Large language models (LLMs) have significantly advanced the natural language processing paradigm but impose substantial demands on memory and computational resources. Quantization is one of the most effective ways to reduce memory consumption of LLMs. However, advanced single-precision quantization methods experience significant accuracy degradation when quantizing to ultra-low bits. Existing mixed-precision quantization methods are quantized by groups with coarse granularity. Employing high precision for group data leads to substantial memory overhead, whereas low precision severely impacts model accuracy. To address this issue, we propose FineQ, software-hardware co-design for low-bit fine-grained mixed-precision quantization of LLMs. First, FineQ partitions the weights into finer-grained clusters and considers the distribution of outliers within these clusters, thus achieving a balance between model accuracy and memory overhead. Then, we propose an outlier protection mechanism within clusters that uses 3 bits to represent outliers and introduce an encoding scheme for index and data concatenation to enable aligned memory access. Finally, we introduce an accelerator utilizing temporal coding that effectively supports the quantization algorithm while simplifying the multipliers in the systolic array. FineQ achieves higher model accuracy compared to the SOTA mixed-precision quantization algorithm at a close average bit-width. Meanwhile, the accelerator achieves up to 1.79x energy efficiency and reduces the area of the systolic array by 61.2%.
Paper Structure (17 sections, 1 equation, 9 figures, 3 tables, 1 algorithm)

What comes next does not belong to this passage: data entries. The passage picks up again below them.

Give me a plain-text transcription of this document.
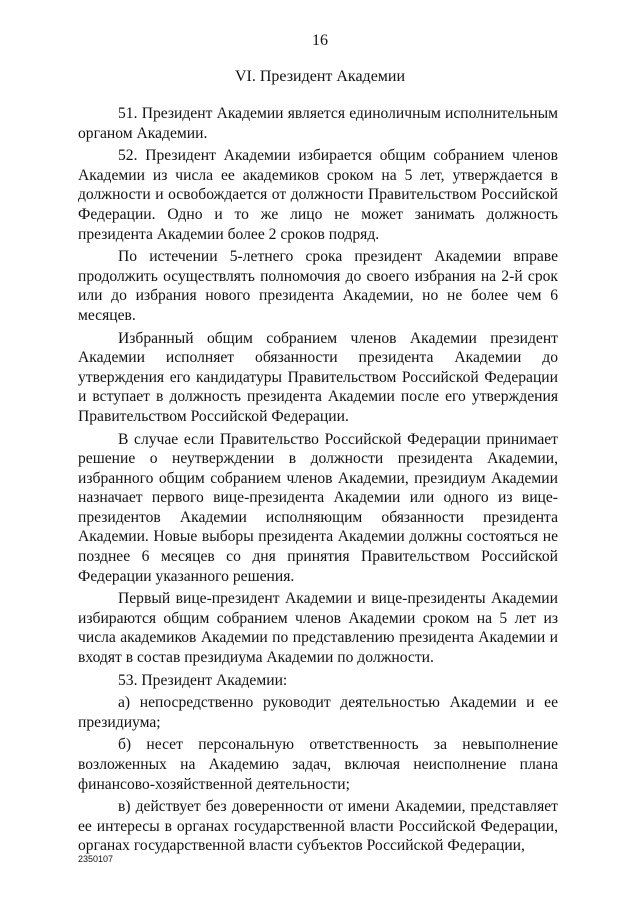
16
VI. Президент Академии

51. Президент Академии является единоличным исполнительным органом Академии.

52. Президент Академии избирается общим собранием членов Академии из числа ее академиков сроком на 5 лет, утверждается в должности и освобождается от должности Правительством Российской Федерации. Одно и то же лицо не может занимать должность президента Академии более 2 сроков подряд.

По истечении 5-летнего срока президент Академии вправе продолжить осуществлять полномочия до своего избрания на 2-й срок или до избрания нового президента Академии, но не более чем 6 месяцев.

Избранный общим собранием членов Академии президент Академии исполняет обязанности президента Академии до утверждения его кандидатуры Правительством Российской Федерации и вступает в должность президента Академии после его утверждения Правительством Российской Федерации.

В случае если Правительство Российской Федерации принимает решение о неутверждении в должности президента Академии, избранного общим собранием членов Академии, президиум Академии назначает первого вице-президента Академии или одного из вице-президентов Академии исполняющим обязанности президента Академии. Новые выборы президента Академии должны состояться не позднее 6 месяцев со дня принятия Правительством Российской Федерации указанного решения.

Первый вице-президент Академии и вице-президенты Академии избираются общим собранием членов Академии сроком на 5 лет из числа академиков Академии по представлению президента Академии и входят в состав президиума Академии по должности.

53. Президент Академии:

а) непосредственно руководит деятельностью Академии и ее президиума;

б) несет персональную ответственность за невыполнение возложенных на Академию задач, включая неисполнение плана финансово-хозяйственной деятельности;

в) действует без доверенности от имени Академии, представляет ее интересы в органах государственной власти Российской Федерации, органах государственной власти субъектов Российской Федерации,

2350107
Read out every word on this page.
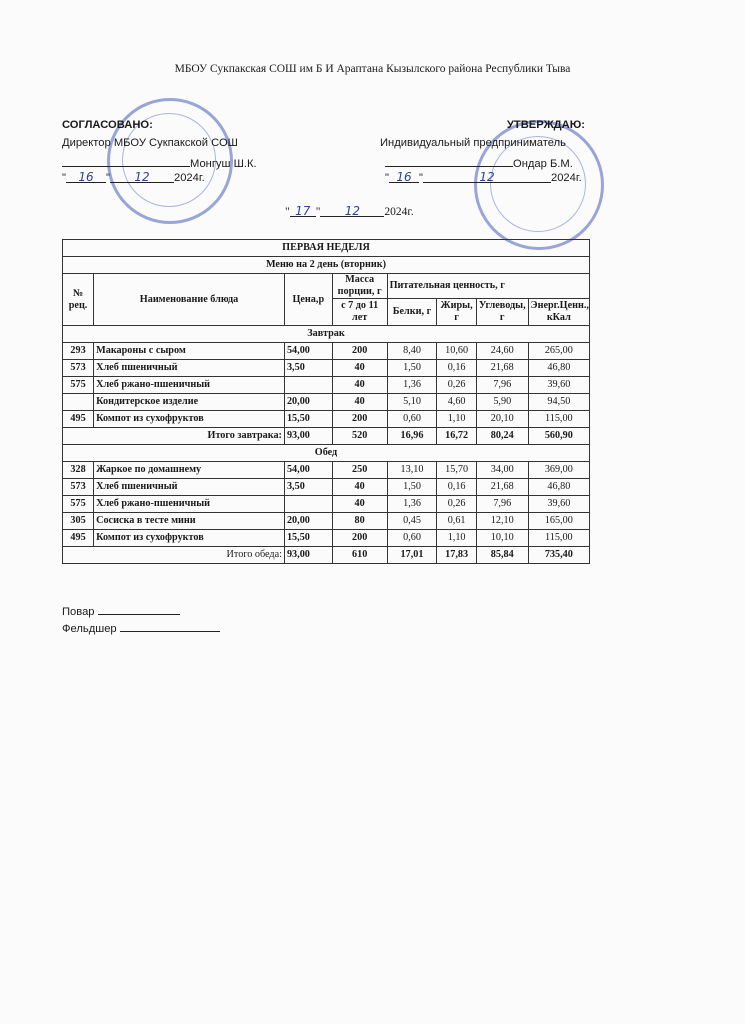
МБОУ Сукпакская СОШ им Б И Араптана Кызылского района Республики Тыва
СОГЛАСОВАНО:
Директор МБОУ Сукпакской СОШ
Монгуш Ш.К.
" 16 " 12 2024г.
УТВЕРЖДАЮ:
Индивидуальный предприниматель
Ондар Б.М.
" 16 "	12	2024г.
" 17 " 12 2024г.
ПЕРВАЯ НЕДЕЛЯ							
Меню на 2 день (вторник)							
№ рец.	Наименование блюда	Цена,р	Масса порции, г	Питательная ценность, г			
			с 7 до 11 лет	Белки, г	Жиры, г	Углеводы, г	Энерг.Ценн., кКал
Завтрак							
293	Макароны с сыром	54,00	200	8,40	10,60	24,60	265,00
573	Хлеб пшеничный	3,50	40	1,50	0,16	21,68	46,80
575	Хлеб ржано-пшеничный		40	1,36	0,26	7,96	39,60
	Кондитерское изделие	20,00	40	5,10	4,60	5,90	94,50
495	Компот из сухофруктов	15,50	200	0,60	1,10	20,10	115,00
Итого завтрака:		93,00	520	16,96	16,72	80,24	560,90
Обед							
328	Жаркое по домашнему	54,00	250	13,10	15,70	34,00	369,00
573	Хлеб пшеничный	3,50	40	1,50	0,16	21,68	46,80
575	Хлеб ржано-пшеничный		40	1,36	0,26	7,96	39,60
305	Сосиска в тесте мини	20,00	80	0,45	0,61	12,10	165,00
495	Компот из сухофруктов	15,50	200	0,60	1,10	10,10	115,00
Итого обеда:		93,00	610	17,01	17,83	85,84	735,40
Повар
Фельдшер
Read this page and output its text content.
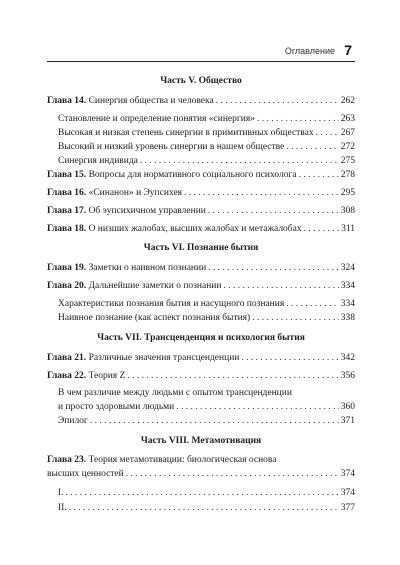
Оглавление 7
Часть V. Общество
Глава 14. Синергия общества и человека . . .	262
Становление и определение понятия «синергия» . . .	263
Высокая и низкая степень синергии в примитивных обществах . . .	267
Высокий и низкий уровень синергии в нашем обществе . . .	272
Синергия индивида . . .	275
Глава 15. Вопросы для нормативного социального психолога . . .	278
Глава 16. «Синанон» и Эупсихея . . .	295
Глава 17. Об эупсихичном управлении . . .	308
Глава 18. О низших жалобах, высших жалобах и метажалобах . . .	311
Часть VI. Познание бытия
Глава 19. Заметки о наивном познании . . .	324
Глава 20. Дальнейшие заметки о познании . . .	334
Характеристики познания бытия и насущного познания . . .	334
Наивное познание (как аспект познания бытия) . . .	338
Часть VII. Трансценденция и психология бытия
Глава 21. Различные значения трансценденции . . .	342
Глава 22. Теория Z . . .	356
В чем различие между людьми с опытом трансценденции
и просто здоровыми людьми . . .	360
Эпилог . . .	371
Часть VIII. Метамотивация
Глава 23. Теория метамотивации: биологическая основа
высших ценностей . . .	374
I. . . .	374
II. . . .	377
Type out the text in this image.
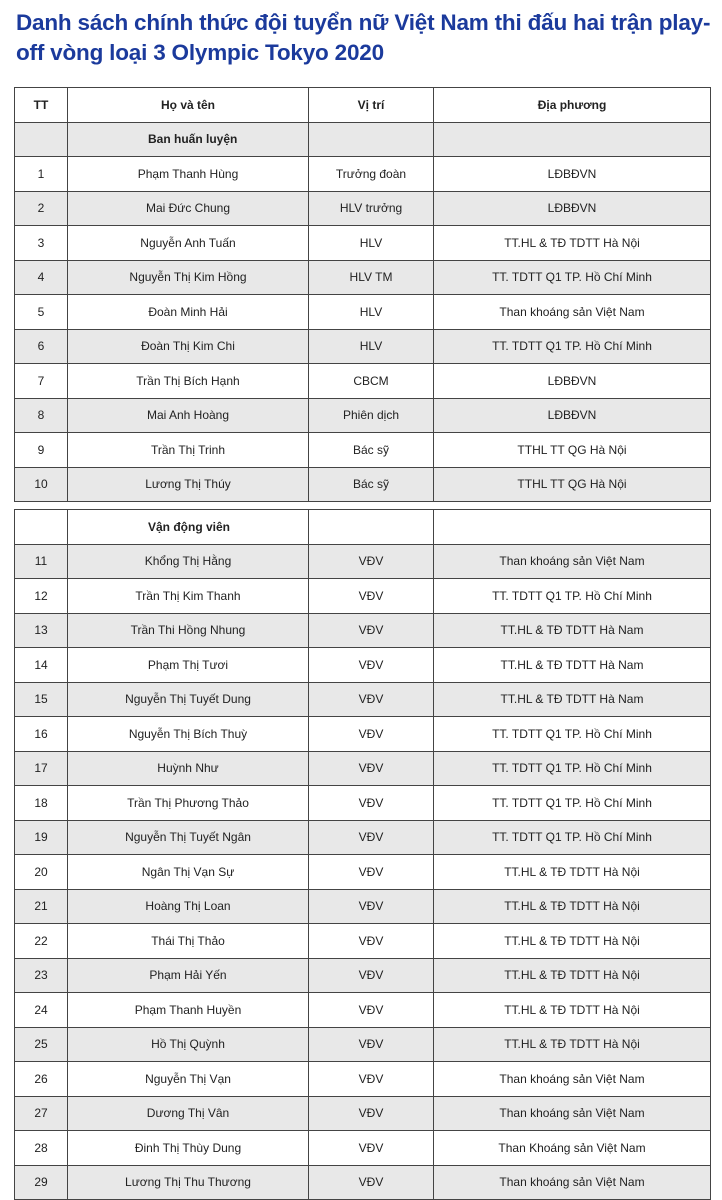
Danh sách chính thức đội tuyển nữ Việt Nam thi đấu hai trận play-off vòng loại 3 Olympic Tokyo 2020
TT	Họ và tên	Vị trí	Địa phương
	Ban huấn luyện		
1	Phạm Thanh Hùng	Trưởng đoàn	LĐBĐVN
2	Mai Đức Chung	HLV trưởng	LĐBĐVN
3	Nguyễn Anh Tuấn	HLV	TT.HL & TĐ TDTT Hà Nội
4	Nguyễn Thị Kim Hồng	HLV TM	TT. TDTT Q1 TP. Hồ Chí Minh
5	Đoàn Minh Hải	HLV	Than khoáng sản Việt Nam
6	Đoàn Thị Kim Chi	HLV	TT. TDTT Q1 TP. Hồ Chí Minh
7	Trần Thị Bích Hạnh	CBCM	LĐBĐVN
8	Mai Anh Hoàng	Phiên dịch	LĐBĐVN
9	Trần Thị Trinh	Bác sỹ	TTHL TT QG Hà Nội
10	Lương Thị Thúy	Bác sỹ	TTHL TT QG Hà Nội
	Vận động viên		
11	Khổng Thị Hằng	VĐV	Than khoáng sản Việt Nam
12	Trần Thị Kim Thanh	VĐV	TT. TDTT Q1 TP. Hồ Chí Minh
13	Trần Thi Hồng Nhung	VĐV	TT.HL & TĐ TDTT Hà Nam
14	Phạm Thị Tươi	VĐV	TT.HL & TĐ TDTT Hà Nam
15	Nguyễn Thị Tuyết Dung	VĐV	TT.HL & TĐ TDTT Hà Nam
16	Nguyễn Thị Bích Thuỳ	VĐV	TT. TDTT Q1 TP. Hồ Chí Minh
17	Huỳnh Như	VĐV	TT. TDTT Q1 TP. Hồ Chí Minh
18	Trần Thị Phương Thảo	VĐV	TT. TDTT Q1 TP. Hồ Chí Minh
19	Nguyễn Thị Tuyết Ngân	VĐV	TT. TDTT Q1 TP. Hồ Chí Minh
20	Ngân Thị Vạn Sự	VĐV	TT.HL & TĐ TDTT Hà Nội
21	Hoàng Thị Loan	VĐV	TT.HL & TĐ TDTT Hà Nội
22	Thái Thị Thảo	VĐV	TT.HL & TĐ TDTT Hà Nội
23	Phạm Hải Yến	VĐV	TT.HL & TĐ TDTT Hà Nội
24	Phạm Thanh Huyền	VĐV	TT.HL & TĐ TDTT Hà Nội
25	Hồ Thị Quỳnh	VĐV	TT.HL & TĐ TDTT Hà Nội
26	Nguyễn Thị Vạn	VĐV	Than khoáng sản Việt Nam
27	Dương Thị Vân	VĐV	Than khoáng sản Việt Nam
28	Đinh Thị Thùy Dung	VĐV	Than Khoáng sản Việt Nam
29	Lương Thị Thu Thương	VĐV	Than khoáng sản Việt Nam
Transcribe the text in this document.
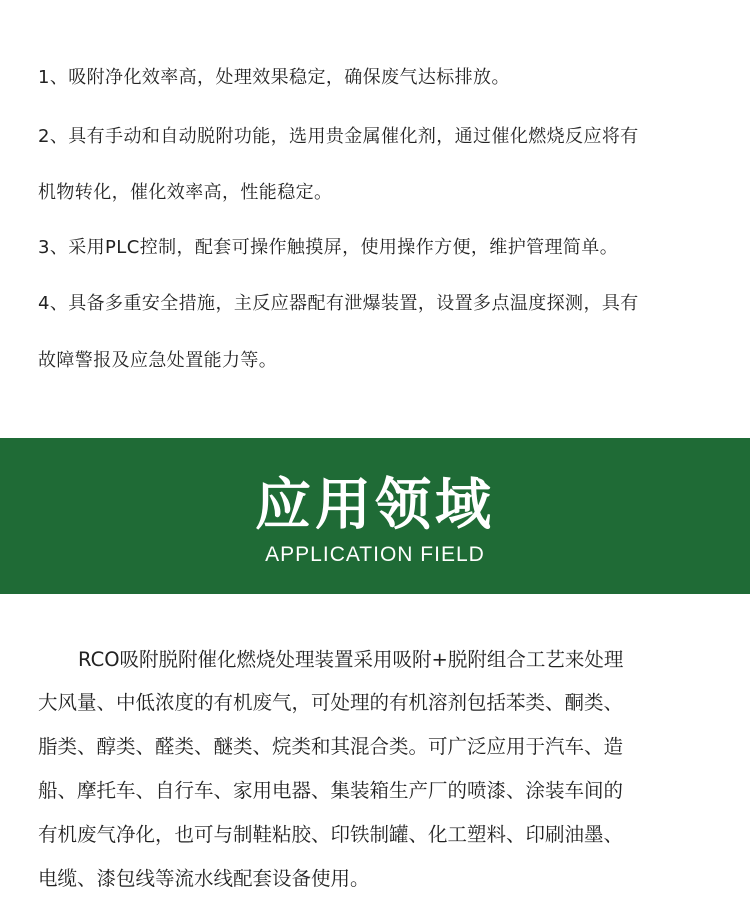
1、吸附净化效率高，处理效果稳定，确保废气达标排放。
2、具有手动和自动脱附功能，选用贵金属催化剂，通过催化燃烧反应将有
机物转化，催化效率高，性能稳定。
3、采用PLC控制，配套可操作触摸屏，使用操作方便，维护管理简单。
4、具备多重安全措施，主反应器配有泄爆装置，设置多点温度探测，具有
故障警报及应急处置能力等。
应用领域
APPLICATION FIELD
RCO吸附脱附催化燃烧处理装置采用吸附+脱附组合工艺来处理
大风量、中低浓度的有机废气，可处理的有机溶剂包括苯类、酮类、
脂类、醇类、醛类、醚类、烷类和其混合类。可广泛应用于汽车、造
船、摩托车、自行车、家用电器、集装箱生产厂的喷漆、涂装车间的
有机废气净化，也可与制鞋粘胶、印铁制罐、化工塑料、印刷油墨、
电缆、漆包线等流水线配套设备使用。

This paper contains 17 sections, 1 equation, 9 figures, 3 tables, 1 algorithm.

Figures (9)

  • Figure 1: Perplexity of LLaMA-2-7B on C4 under differnet bit-widths. Lower perplexity means better model accuracy. Round-to-nearest (RTN), GPTQ, PB-LLM (10% weight of FP16), and OWQ(g=128) suffer from accuracy loss at ultra-low bits. FineQ demonstrates better performance than these methods.
  • Figure 2: (a) The transformer block architecture. (b) Memory layout for serving a 13B-parameter LLM on the NVIDIA A100 (40GB)kwon2023efficient.
  • Figure 3: Three observations about hardware-software co-design of mixed-precision quantization.
  • Figure 4: An example of fine-grained intra-cluster quantization algorithm.
  • Figure 5: (a) Overview of FineQ architecture. (b) Temporal coding PE array design. (c) Temporal Encoder, PE, and ACC design.